Pourquoi le Vietnam veut réformer sa loi immobilière
Des règles jugées trop complexes après deux ans d’application
La loi actuelle n’a pourtant pas eu le temps de vieillir. Après près de deux ans d’application, les autorités vietnamiennes pointent déjà des failles sur les dépôts de garantie, les ventes de logements en construction et la mobilisation des capitaux.
Le problème est très concret : des règles mal synchronisées peuvent retarder un projet, fragiliser un acheteur ou bloquer une transaction. Le gouvernement veut donc corriger ces zones grises avant qu’elles ne deviennent structurelles.
Décentralisation et simplification des procédures
Le projet prévoit de transférer aux Comités populaires provinciaux l’autorisation de céder tout ou partie d’un projet immobilier.
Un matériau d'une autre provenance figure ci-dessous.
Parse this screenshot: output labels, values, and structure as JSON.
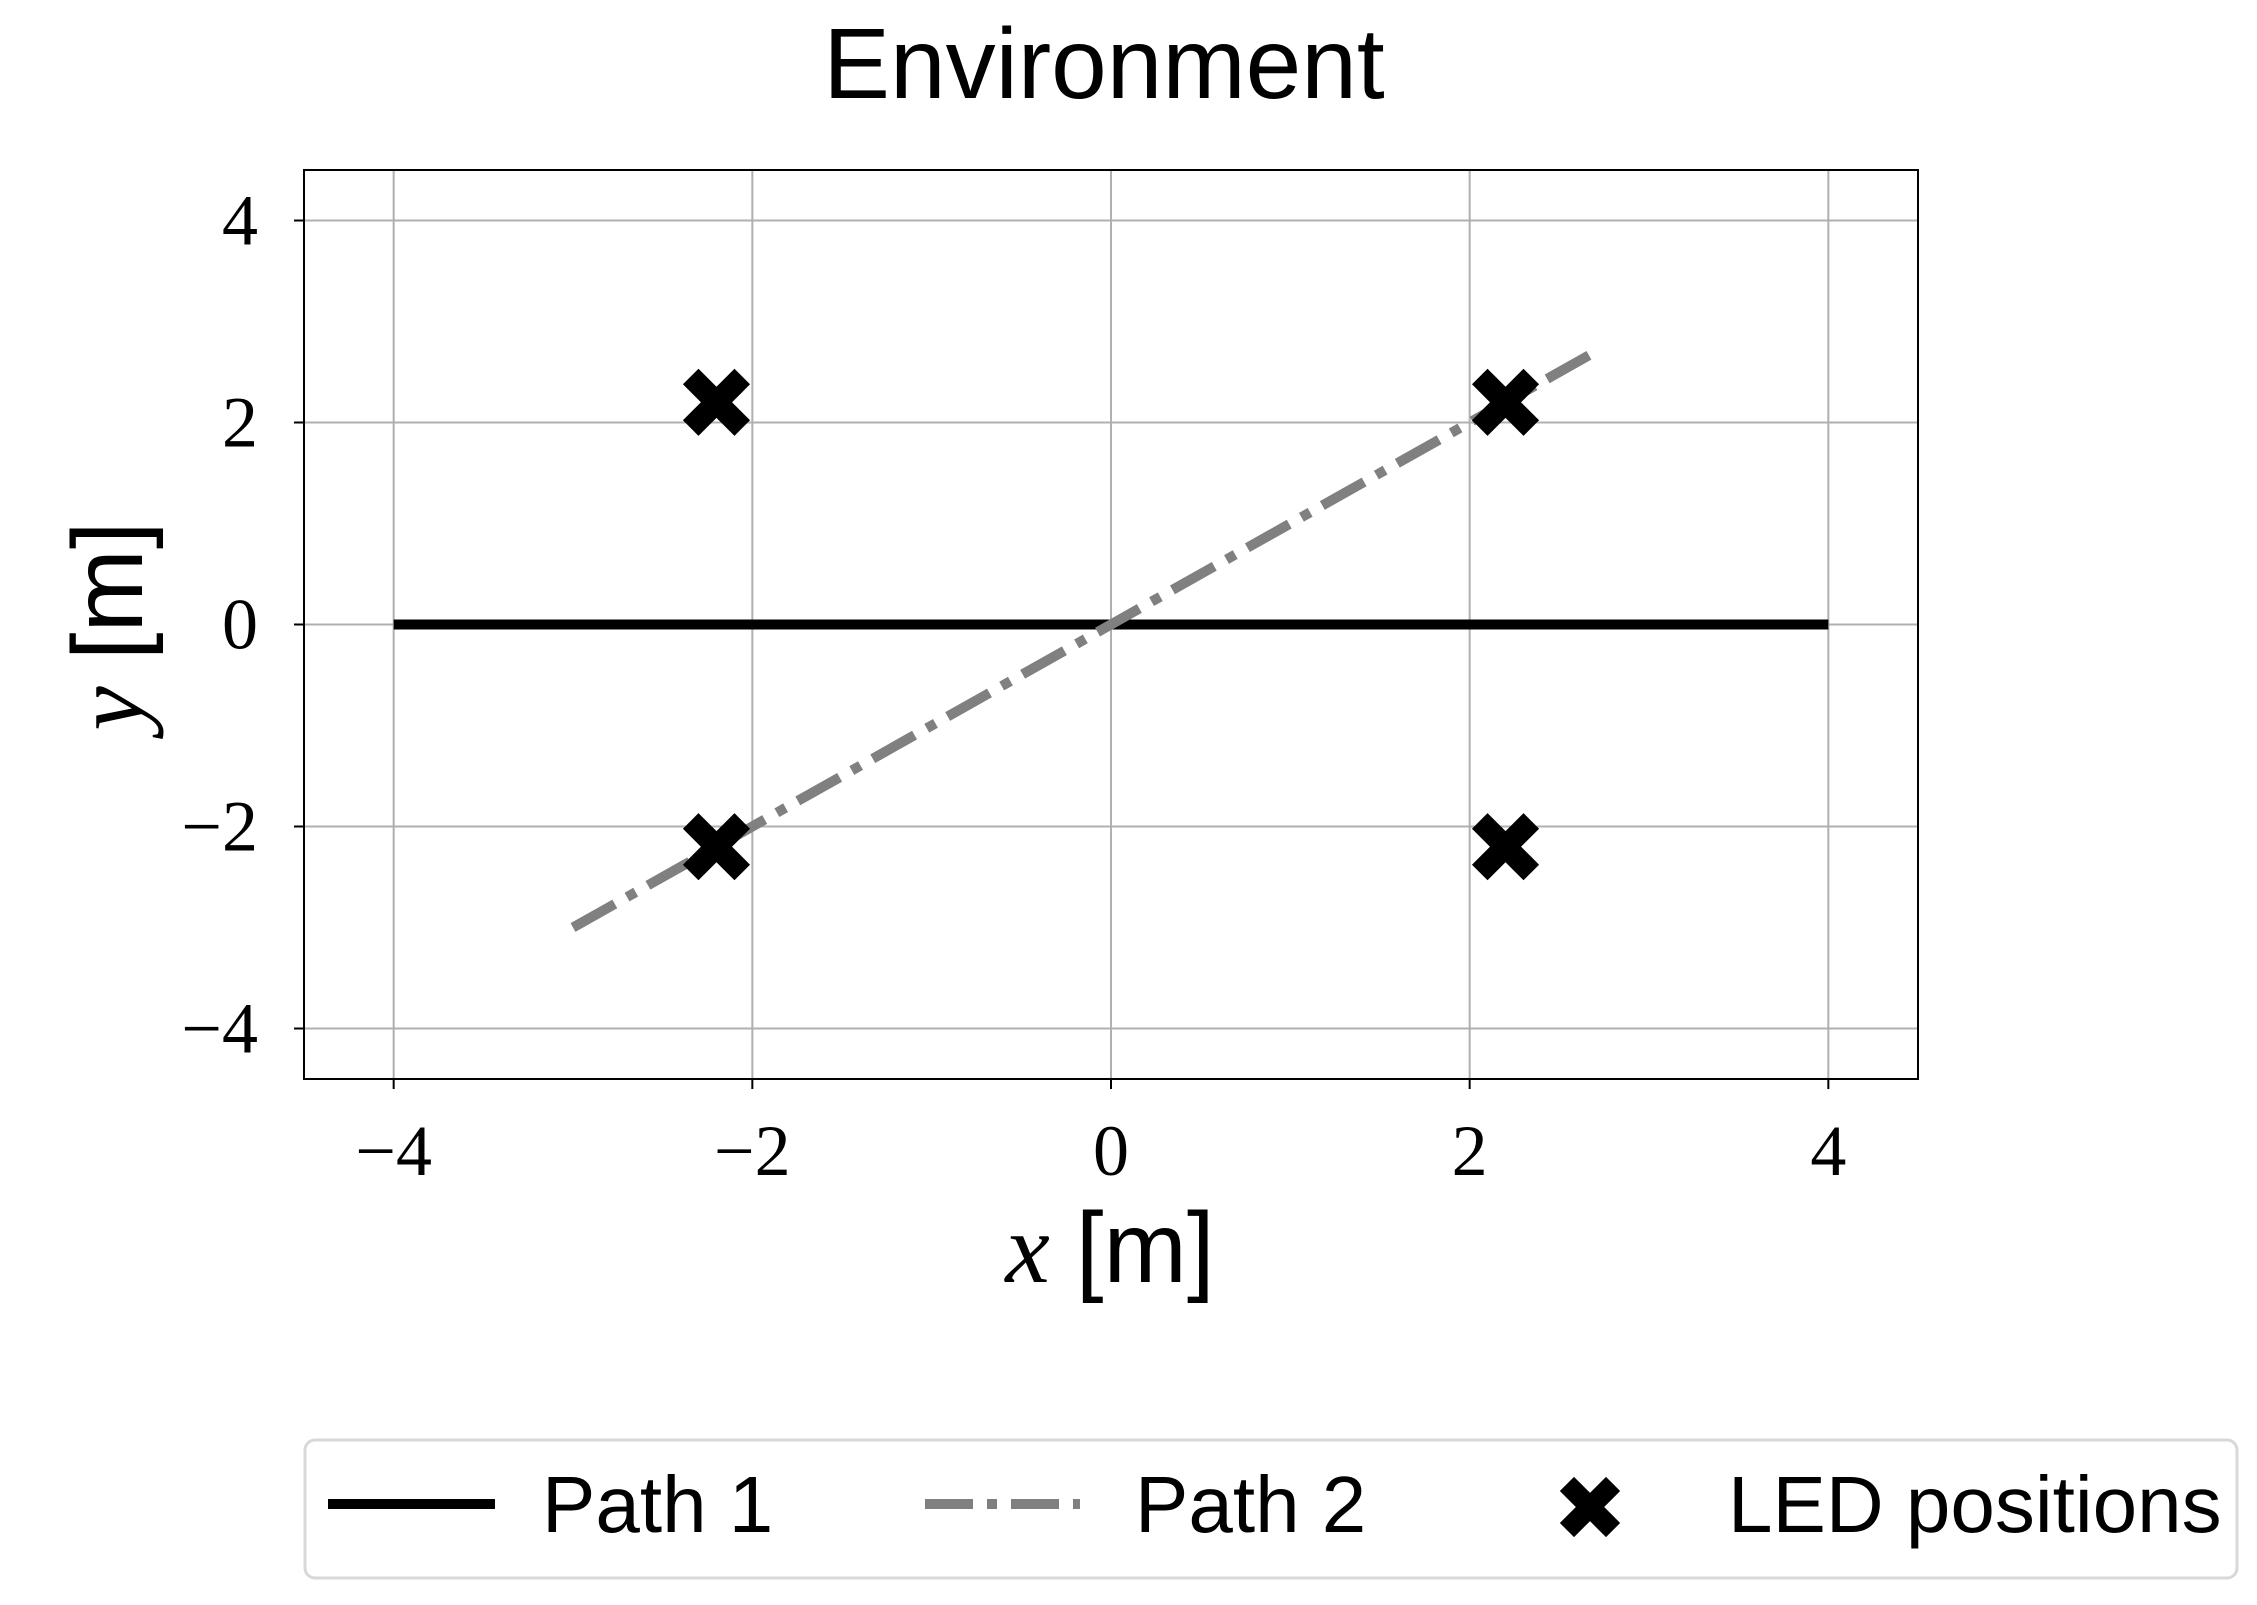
{
  "chart_data": {
    "type": "line",
    "title": "Environment",
    "xlabel": {
      "var": "x",
      "unit": "[m]"
    },
    "ylabel": {
      "var": "y",
      "unit": "[m]"
    },
    "xlim": [
      -4.5,
      4.5
    ],
    "ylim": [
      -4.5,
      4.5
    ],
    "xticks": [
      -4,
      -2,
      0,
      2,
      4
    ],
    "yticks": [
      -4,
      -2,
      0,
      2,
      4
    ],
    "xtick_labels": [
      "−4",
      "−2",
      "0",
      "2",
      "4"
    ],
    "ytick_labels": [
      "−4",
      "−2",
      "0",
      "2",
      "4"
    ],
    "grid": true,
    "legend_position": "bottom, outside the plot",
    "series": [
      {
        "name": "Path 1",
        "style": "solid",
        "color": "#000000",
        "x": [
          -4,
          4
        ],
        "y": [
          0,
          0
        ]
      },
      {
        "name": "Path 2",
        "style": "dashdot",
        "color": "#808080",
        "x": [
          -3,
          2.7
        ],
        "y": [
          -3,
          2.7
        ]
      }
    ],
    "markers": {
      "name": "LED positions",
      "color": "#000000",
      "x": [
        -2.2,
        2.2,
        -2.2,
        2.2
      ],
      "y": [
        2.2,
        2.2,
        -2.2,
        -2.2
      ]
    }
  }
}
En clair, les décisions devraient être prises plus près du terrain, sans remonter systématiquement jusqu’au Premier ministre.
Cette réforme mise aussi sur la simplification administrative et la transformation numérique. L’objectif affiché est simple : réduire les délais, clarifier les responsabilités et rendre l’action publique plus efficace.
Ce que la réforme va changer pour les transactions
Un identifiant électronique unique pour chaque bien
Chaque logement, local ou surface commercialisée devrait recevoir un identifiant électronique unique. Il regroupera le statut juridique, la planification, les éventuelles hypothèques et l’historique des transactions.
Ce qui change tout ? Ces informations devront être intégrées à la base nationale et rendues publiques. Un acheteur pourra donc vérifier plus facilement la situation réelle d’un bien avant de signer.
De nouveaux droits pour les étrangers
Le texte autorise aussi les ressortissants étrangers et les Vietnamiens d’outre-mer à acheter ou louer avec option d’achat certains logements et surfaces de plancher, dans le respect de la loi sur le logement.
La cession de contrats immobiliers serait également élargie. Résultat : davantage de souplesse pour transférer un contrat de vente ou de location-vente, notamment sur des biens encore en construction.
Transparence, garanties bancaires et protection des acheteurs
Des dépôts mieux encadrés
Les dépôts de garantie et les ventes sur plan figurent au cœur de la réforme. Le Vietnam veut imposer des plafonds plus lisibles, des garanties bancaires et un contrôle renforcé des fonds versés au lancement des projets.
À retenir : l’acheteur doit savoir où va son argent et dans quelles conditions il peut le récupérer. Ce cadre plus strict vise surtout à limiter les projets bloqués ou insuffisamment financés.
Des informations immobilières enfin publiques
Le futur système national doit centraliser les données juridiques, foncières et financières de chaque bien. Historique des transactions, hypothèques et règles d’urbanisme seront accessibles depuis une même base.
Autrement dit, le marché gagnerait en lisibilité sans être davantage verrouillé. C’est précisément l’ambition affichée : créer un cadre stable, prévisible et cohérent pour rassurer acheteurs, promoteurs et investisseurs.